The key difference with IMSA’s big midways and some of the smaller ones seen in IndyCar is the manufacturers. Chevy and Honda rarely pay for a large plot for big displays where three to five new car and truck models are presented for fans to peruse – like a mobile dealership brought to the racetrack – but it’s the exact opposite in IMSA, where there are 18 manufacturers competing across the range of series. A number of those brands need large footprints to erect their displays and present their road cars, and that’s why the average IMSA midway is a sizable thing.
I spent time at Petit Le Mans drooling over BMWs and Cadillacs in those displays, knowing I had no chance of taking one home…
The other fun aspect of the IMSA vendor midways is the variety of sellers that I rarely see at IndyCar events. Plenty of auto/racing book/magazine/poster retainers, lots of model sellers, artists doing live art and selling prints, and general merch sales with hats, shirts, stickers, and so on. I bought a Rexy hat from the AO Racing merch trailer, and a few of the stickers at three for $5. I also found a framed photo of Bob Leitzinger’s IMSA GTU Nissan 280 ZX from 1982 or 1983 for $4 and had to take it home.
Q: I thought you might get a kick out of this: IndyCar vs NASCAR at Road America.
I have no idea if this is reasonable or wishful thinking. What do you think?
Doug Mayer, Revelstoke, BC, Canada
MP: That’s fun!
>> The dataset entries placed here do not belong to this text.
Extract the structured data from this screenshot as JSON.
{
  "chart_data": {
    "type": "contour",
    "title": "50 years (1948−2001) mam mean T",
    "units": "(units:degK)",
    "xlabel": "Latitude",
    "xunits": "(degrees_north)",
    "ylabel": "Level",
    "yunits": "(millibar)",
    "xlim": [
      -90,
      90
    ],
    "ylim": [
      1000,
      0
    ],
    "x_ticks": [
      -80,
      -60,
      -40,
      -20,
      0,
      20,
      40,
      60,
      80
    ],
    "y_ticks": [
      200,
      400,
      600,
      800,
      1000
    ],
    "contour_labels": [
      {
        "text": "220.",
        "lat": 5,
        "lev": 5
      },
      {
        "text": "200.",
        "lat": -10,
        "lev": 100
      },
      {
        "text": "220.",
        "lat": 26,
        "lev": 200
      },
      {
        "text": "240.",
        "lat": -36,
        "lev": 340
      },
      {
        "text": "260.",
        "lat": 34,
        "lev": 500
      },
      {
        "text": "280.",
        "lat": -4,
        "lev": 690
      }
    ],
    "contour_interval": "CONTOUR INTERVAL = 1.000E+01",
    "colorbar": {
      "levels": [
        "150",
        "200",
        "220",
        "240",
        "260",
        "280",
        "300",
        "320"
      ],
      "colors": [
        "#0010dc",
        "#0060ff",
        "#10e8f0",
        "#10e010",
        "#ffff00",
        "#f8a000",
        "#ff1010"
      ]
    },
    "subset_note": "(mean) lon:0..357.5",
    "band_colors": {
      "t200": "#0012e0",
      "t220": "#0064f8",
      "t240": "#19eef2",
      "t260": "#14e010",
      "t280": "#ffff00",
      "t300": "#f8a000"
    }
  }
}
No doubt it’s possible. After F1, an IndyCar is the fastest open-wheeler in the world on road courses, and a Cup car would probably rank 10th to 12th after all the Indy NXT and F2 and similar junior open-wheelers and GTPs and LMP2s and quick GT classes, so there’s no surprise here.

I vote that we ditch the simulators and settle these sorts of questions the old-fashioned way. Swope/Getty Images
Q: In the Mailbag last week, you wrote, “Of the 27 full-time drivers from 2025, I count 17 as being properly paid by a team, as in, being 100 percent hired for their talent, which leaves quite a few who wake up every day searching for more money to continue their careers in 2026 and beyond.”